UN Tourism estimates that tourism accounts for one in ten jobs globally, with a disproportionate share of youth and women employed across value chains.

Africa’s rebound translated into tangible opportunities.

Destinations experiencing double-digit growth, such as Morocco, Ethiopia and South Africa, recorded strong employment recovery in hospitality, transport, guiding, events and creative services.

The sector’s ability to absorb young talent, especially in content creation, gastronomy, events production and digital marketing, positioned tourism as a critical bridge between culture and livelihoods.

The heart of global tourism

Perhaps the most symbolic shift of 2025 came not from arrivals data, but from governance.

In May, at the UN Tourism Executive Council meeting in Segovia, Shaikha Al Nowais of the United Arab Emirates was elected to succeed Zurab Pololikashvili as Secretary-General of UN Tourism. Her nomination was formally ratified by the General Assembly in November in Riyadh, clearing the way for her to assume office in January 2026.

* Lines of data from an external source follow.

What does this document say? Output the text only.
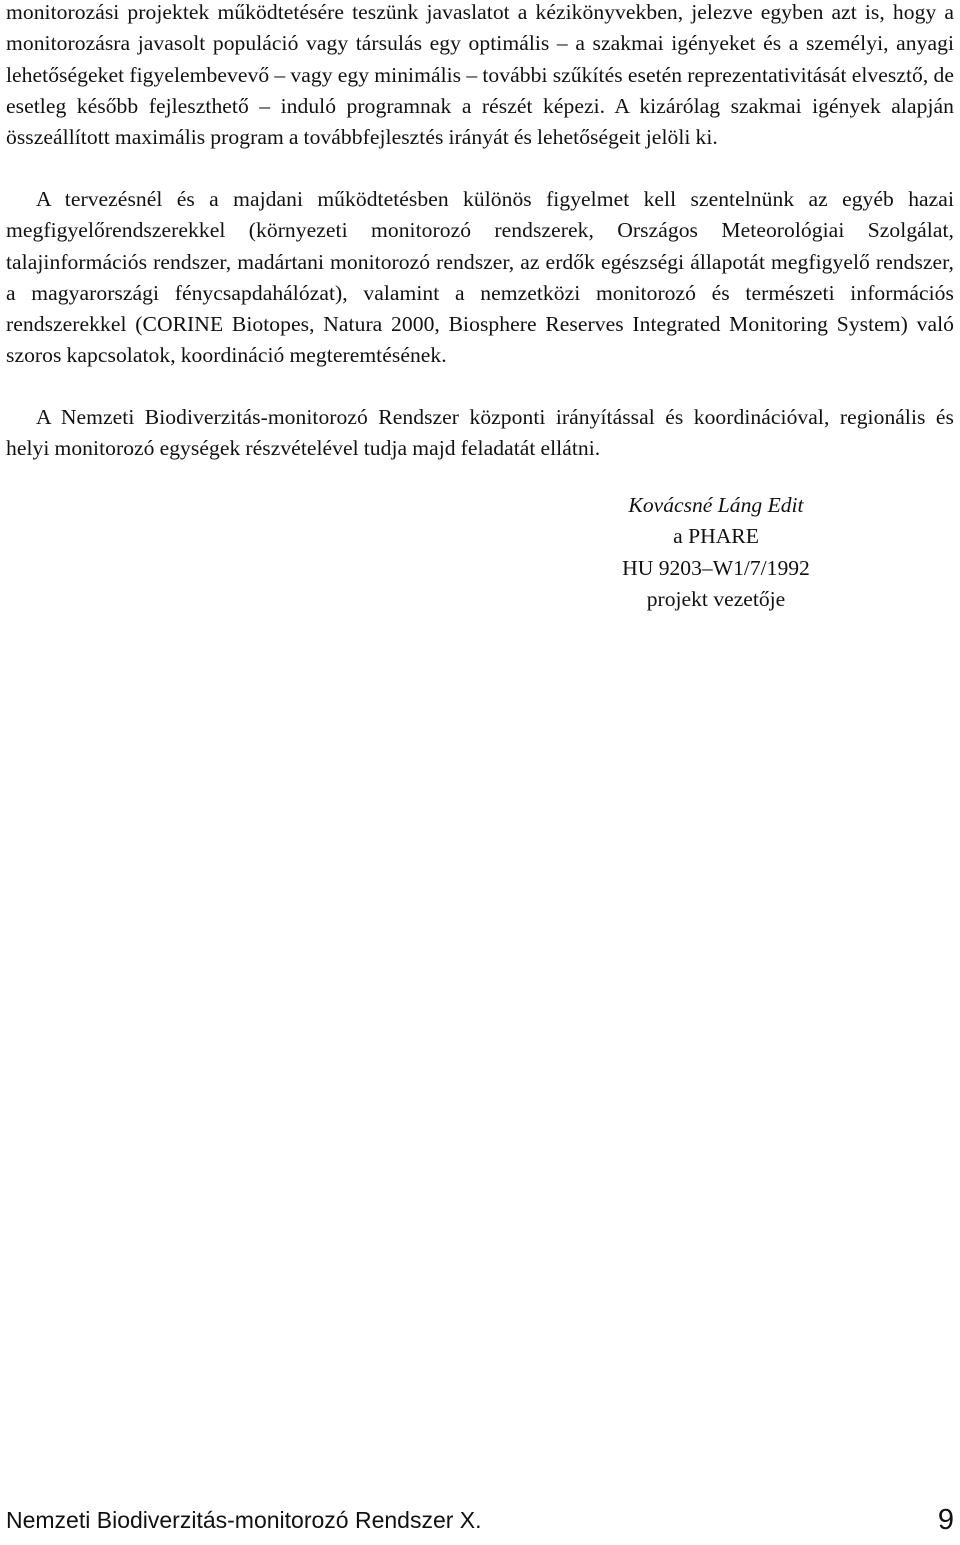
monitorozási projektek működtetésére teszünk javaslatot a kézikönyvekben, jelezve egyben azt is, hogy a monitorozásra javasolt populáció vagy társulás egy optimális – a szakmai igényeket és a személyi, anyagi lehetőségeket figyelembevevő – vagy egy minimális – további szűkítés esetén reprezentativitását elvesztő, de esetleg később fejleszthető – induló programnak a részét képezi. A kizárólag szakmai igények alapján összeállított maximális program a továbbfejlesztés irányát és lehetőségeit jelöli ki.

A tervezésnél és a majdani működtetésben különös figyelmet kell szentelnünk az egyéb hazai megfigyelőrendszerekkel (környezeti monitorozó rendszerek, Országos Meteorológiai Szolgálat, talajinformációs rendszer, madártani monitorozó rendszer, az erdők egészségi állapotát megfigyelő rendszer, a magyarországi fénycsapdahálózat), valamint a nemzetközi monitorozó és természeti információs rendszerekkel (CORINE Biotopes, Natura 2000, Biosphere Reserves Integrated Monitoring System) való szoros kapcsolatok, koordináció megteremtésének.

A Nemzeti Biodiverzitás-monitorozó Rendszer központi irányítással és koordinációval, regionális és helyi monitorozó egységek részvételével tudja majd feladatát ellátni.

Kovácsné Láng Edit
a PHARE
HU 9203–W1/7/1992
projekt vezetője
Nemzeti Biodiverzitás-monitorozó Rendszer X.	9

Her election marked a historic first. She becomes the first woman to lead UN Tourism in over 50 years, signalling a generational and philosophical shift in global tourism leadership.

The symbolism matters for Africa, where conversations around inclusive growth, sustainability, climate resilience and community benefit are no longer optional.

Her tenure begins at a moment when tourism is being asked harder questions about equity, environmental impact, sustainability and value distribution. For Africa, that alignment could not be timelier.

A personal lens

This year, my personal travels reinforced these shifts in practical ways.

From Zanzibar to Sierra Leone, Kinshasa to Nairobi, Lagos to Accra, the story was consistent. Africa is travelling, hosting, creating and repositioning itself with confidence.

In Sierra Leone, destination storytelling is gaining traction as heritage, beaches and local culture are reframed for international audiences.

In Kenya, the scale and ambition of the Magical Kenya Tourism Expo reflected East Africa’s maturity as a tourism marketplace.

In Lagos and Accra, the fusion of creativity, policy and business underscored tourism’s expanding role in Africa’s future economy.

Looking ahead

With Africa posting the strongest regional tourism growth globally in 2025, the outlook for 2026 is cautiously optimistic.

UN Tourism forecasts continued global growth of three per cent to five per cent, with Africa well positioned to outperform if policy reforms, connectivity and investment momentum hold.

The challenge now is not demand, but delivery. Infrastructure, visas, air access, skills and governance will determine whether this growth translates into lasting value.

As the year ends, one truth stands out.

Tourism and culture are no longer peripheral to Africa’s development conversation. In 2025, they moved decisively to the centre.